Гансберг устало улыбнулся и поцеловал руку жены. Она была лучшим спутником в его подвижнической жизни. Александр Георгиевич и сам не знал, как могла эта красивая, пользовавшаяся неизменным успехом женщина навсегда связать свою судьбу с его поиском, с окаянной Ухтой, которую не так легко было покорить. Она охраняла мужа от ничтожных волнений. Она не позволяла никому даже легкого ухаживания, чем вызвала острое недовольство скучающих соседей-столбопромышленников. Капитан Воронов расценил это даже как личное оскорбление и распространял потом всякие небылицы и офицерские сплетни о жене Гансберга. Что ж, надо было перенести и это.
Александр Георгиевич еще раз прочел московское письмо.
— Я все-таки решил написать Корнилову, — сказал он, — Мы совсем без денег. Рабочие собираются уходить… Унизительно, но иного выхода нет. Что ты скажешь?
Она молча сжала тонкими пальцами его сухую, горячую руку. И он понял, что она согласна с его решением: не время было тешить самолюбие, когда промысел держался из последних сил.
Инцидент с Сямтомовым произошел неожиданно. Вернувшись с прогулки, Андрей застал его в своей комнате, у раскрытого сундучка. Член Стефано-Мефодьевского братства на свой страх и риск, видимо по собственной инициативе, производил обыск. Возможно, им руководили и более низменные цели.
Постоялец не стал разбираться в причинах. Он хватил купца кулаком по голове и выбросил его вон.
Полупанов произвел в комнате Андрея обыск «с пристрастием». Он простукал все четыре стены, осмотрел печь-голландку и вспорол матрац. Не обнаружив ничего предосудительного, велел следовать за ним.

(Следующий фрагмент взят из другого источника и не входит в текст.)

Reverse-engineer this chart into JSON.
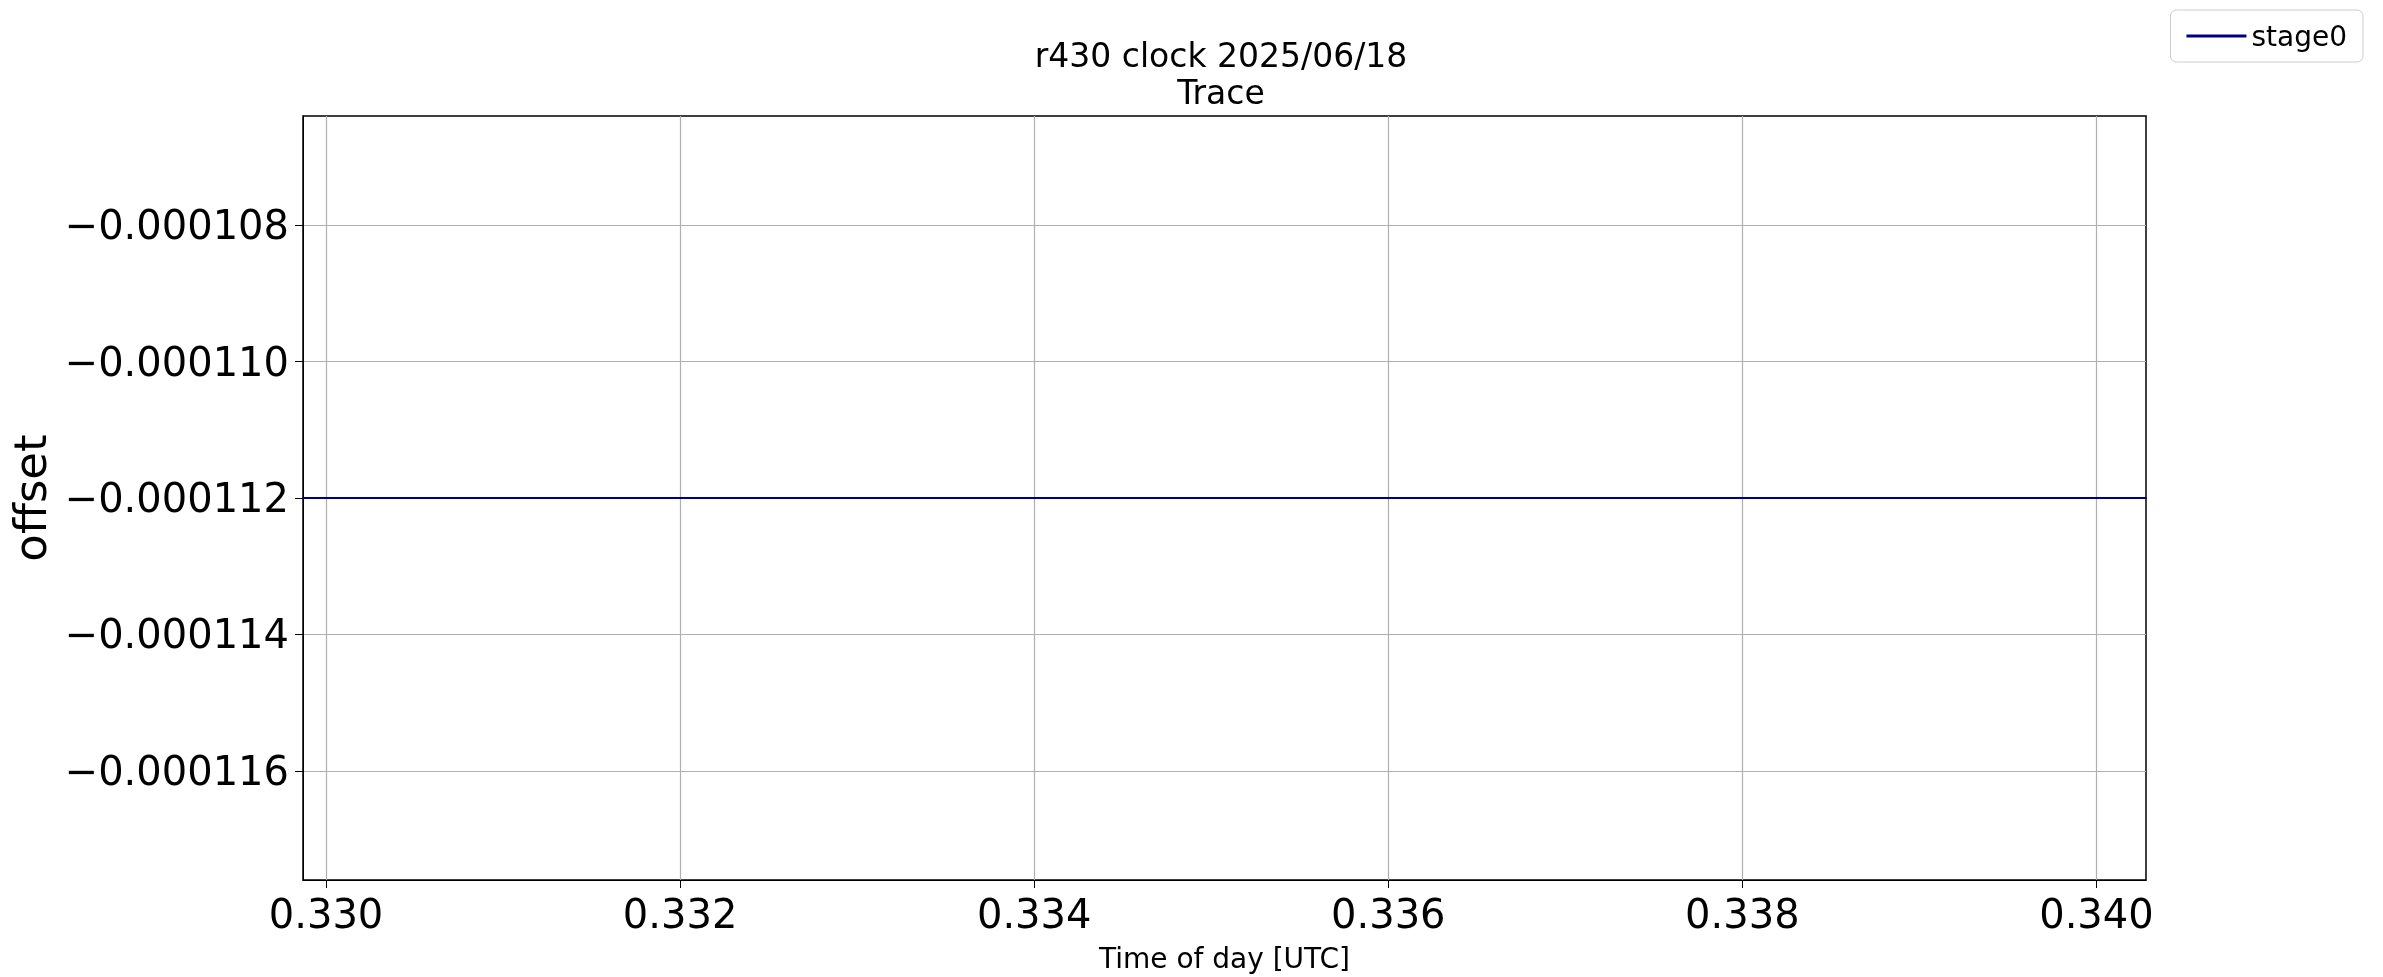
{
  "chart_data": {
    "type": "line",
    "title": "r430 clock 2025/06/18",
    "subtitle": "Trace",
    "xlabel": "Time of day [UTC]",
    "ylabel": "offset",
    "series": [
      {
        "name": "stage0",
        "color": "#000080",
        "x": [
          0.32987,
          0.34028
        ],
        "values": [
          -0.000112,
          -0.000112
        ]
      }
    ],
    "xlim": [
      0.32987,
      0.34028
    ],
    "xticks": [
      {
        "value": 0.33,
        "label": "0.330"
      },
      {
        "value": 0.332,
        "label": "0.332"
      },
      {
        "value": 0.334,
        "label": "0.334"
      },
      {
        "value": 0.336,
        "label": "0.336"
      },
      {
        "value": 0.338,
        "label": "0.338"
      },
      {
        "value": 0.34,
        "label": "0.340"
      }
    ],
    "ylim": [
      -0.0001176,
      -0.0001064
    ],
    "yticks": [
      {
        "value": -0.000108,
        "label": "−0.000108"
      },
      {
        "value": -0.00011,
        "label": "−0.000110"
      },
      {
        "value": -0.000112,
        "label": "−0.000112"
      },
      {
        "value": -0.000114,
        "label": "−0.000114"
      },
      {
        "value": -0.000116,
        "label": "−0.000116"
      }
    ],
    "grid": true,
    "legend": "top right",
    "marker": "none",
    "line_style": "solid"
  }
}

— Возьми барахло! — прикрикнул он.
Андрей спокойно сел на скамью и стал свертывать цигарку. Насыпав на газетный клочок махорки и проводя языком по краю завертки, он посмотрел исподлобья на станового.
— Я кому сказал! — уже поставив ногу на порог, по-волчьи, всем туловищем, повернулся к нему Полупанов.
Глаза ссыльного блеснули:
— Я прошу повторить приказание в более вежливой форме. Иначе вам придется нести меня на горбу. — Он чиркнул спичкой, прикурил. — Или я, как съемщик квартиры, за невежливость направлю вас вслед этому, Симптомову! — Андрей намеренно прояснил фамилию.
— А-а, черт! — рыкнул становой и, хлопнув дверью, шагнул через порог. В подобных случаях он привык прибегать к силе, но у этого крамольника были жилистые руки и круглые плечи кузнеца.
Через час за Андреем явился квартальный с понятым, и в тот же день под конвоем его везли на лодке вниз по Вычегде, к новому месту ссылки.
Местный исправник своею властью ссылал Новикова в деревню, что почиталось в здешних условиях штрафом.
Как бы то ни было, но Андрея везли ближе к Яренску, и он не особенно сетовал на судьбу.
Лодка шла по течению. На корме сидел стражник, придерживая на коленях давно не чищенную винтовку. Гребли два мужика из местных, которые, по всей вероятности, отбывали какую-то повинность.
День, светлый и погожий, заметно клонился к вечеру. Солнце висело над берегом, в реке отражались розовые облака. Леса с обоих берегов подступали к самой воде и двоились в зеленом стекле. Этап походил на увеселительную прогулку, и Андрею не хотелось ни о чем думать. Административные условности не позволяли сколько-нибудь располагать собой, поэтому оставалось созерцать эти немые, безлюдные берега, по-настоящему оценив минуту покоя.